Sridhar Hariharan Padmanabh or more popularly, H.Sridhar, to the people who would look for his credit either on a CD cover or in the credits of an Indian feature film, was a mathematics graduate whose love for music finally drove him into an area, where he will be remembered as a pioneer of sorts. Like Mangesh Desai and Daman Sood.
My association with him was also through the credits as well, especially of albums by the talented AR Rahman. Not only the music but also the sound of Roja had made everyone sit up and take notice. I recall hearing an interview of Sridhar’s’ where he mentions that while he was mixing some stuff at AR’s Panchattan Studio, upstairs AR was making music for Roja. He would hear some interesting music wafting down, whenever the door opened. Finally AR turns up and informs him that he had got a movie score to do and would Sridhar be interested. They both wanted to change the audio quality of Indian film music and were thinking along the same lines. The rest, as they say, is history.
During the making of Chachi420, a Kamal Hasan adaption of the Tamil film. Vishal Bhardwaj, the music director, was going to Chennai to record some stuff and we had booked Media Artist Studio, where Sridhar doubled up as the resident Chief Sound Engineer. I was looking forward to meeting this man in flesh and blood. Due to some booking mess up we could not work there but we shook hands and discovered that he spoke hindi as a true north Indian! Slowly over a period of time we met over emails and phone calls through another friend of mine Rohit Kulkarni, who knew Sivakumar, the other engineer at Panchattan. That is how things work.
In 2003 I got a call from him to say that he was feeling burdened by the upcoming AR Shows, the first in India. I told him to get another engineer. Soon I was in Chennai, discussing the show. Never, for once, did I feel that he seemed threatened by another engineers’ presence? He shared openly and took suggestions in his stride.
Together we pulled off one of the biggest show in India and of an Indian artist abroad. We discovered similar taste in music, in the mixes we wanted to do and even in the way tracks were named and color-coded! Soon I was invited by AR to come help mix Rang De Basanti. Sridhar and I would take turns mixing songs. If he stopped I would take over and visa versa. People still ask me as to which song Sridhar had mixed and which were done by me. And the beauty was that no one could tell.

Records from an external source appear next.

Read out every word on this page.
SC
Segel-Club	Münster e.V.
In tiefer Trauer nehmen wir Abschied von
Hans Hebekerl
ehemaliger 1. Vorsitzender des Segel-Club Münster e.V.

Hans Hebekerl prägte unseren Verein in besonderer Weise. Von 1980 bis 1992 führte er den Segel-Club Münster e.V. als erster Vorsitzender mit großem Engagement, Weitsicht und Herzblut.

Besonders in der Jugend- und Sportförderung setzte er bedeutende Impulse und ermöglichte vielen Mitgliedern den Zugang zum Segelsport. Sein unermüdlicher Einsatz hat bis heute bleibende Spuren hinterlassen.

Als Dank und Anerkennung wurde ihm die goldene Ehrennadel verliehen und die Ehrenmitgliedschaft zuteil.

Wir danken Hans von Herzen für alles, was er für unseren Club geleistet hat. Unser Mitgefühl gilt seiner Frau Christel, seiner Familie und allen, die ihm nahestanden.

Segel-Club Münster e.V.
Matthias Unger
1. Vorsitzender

Our telephonic conversations usually began with ” Hi. I have a question for you….” or if he was in a relaxed frame of mind, he would ask me “Are u Santa Singh, Milka Singh or Relax-ing?” An engineer with a passion for music and a photographic memory, he would remember intricate details of dates, venues, list of musicians, song mixes, files and even chord progressions of a song. One of his duties, apart from being an FOH engineer for AR’s shows was to check AR’s keyboard rig by playing all the patches that AR would end up playing on the various keyboards.
A keen guitar player, many a times people would find us roaming the music shops of LA, NY, Singapore or Hong Kong. To our delight we would end up playing all kinds of guitars, especially the ones we could not afford!
He was a stern taskmaster of people who failed to do their job. HE would gladly teach the new engineers at the studios he worked in and then expect them to come up with more relevant questions. His word was the final word for AR. If Sridhar had said that he had heard the master and felt it was fine, AR, when time not permitting, would take his word for it.
He would also fight for the musical integrity of the piece that AR had composed, whether it was a song or the background piece for the movie. That was the level of trust and respect he commanded. He was the teacher and virtual guru of so many audio students. His fan site at Orkut is testimony to that. A four time National award winner and a man with only grey and white shirts, as I teased him, he was a techie who was on top of gadgets and emerging technologies.
His musical and engineering skills saw him work with the likes of George Harrison, John Neptune Kaizan, Pt. Ravi Shankar, Zakir Hussain, L.Shankar, John McLaughlin, Louis Banks, Sivamani, …
U.Srinivas and many more upcoming as well as established artists of India and abroad. I miss the cigarette and coffee breaks we used to have.
Time to catch up on new stuff, plan things and bitch, as well! I miss his reassuring presence that I could turn to him, whenever I needed an answer to a technical problem. Most of all I miss my fixed drop car-ride to my hotel, late after work and then sitting in his car and chatting for another hour or so. I miss you my friend! I know he is mixing his next great work somewhere up there. May his soul rest amongst celestial harmony and peace.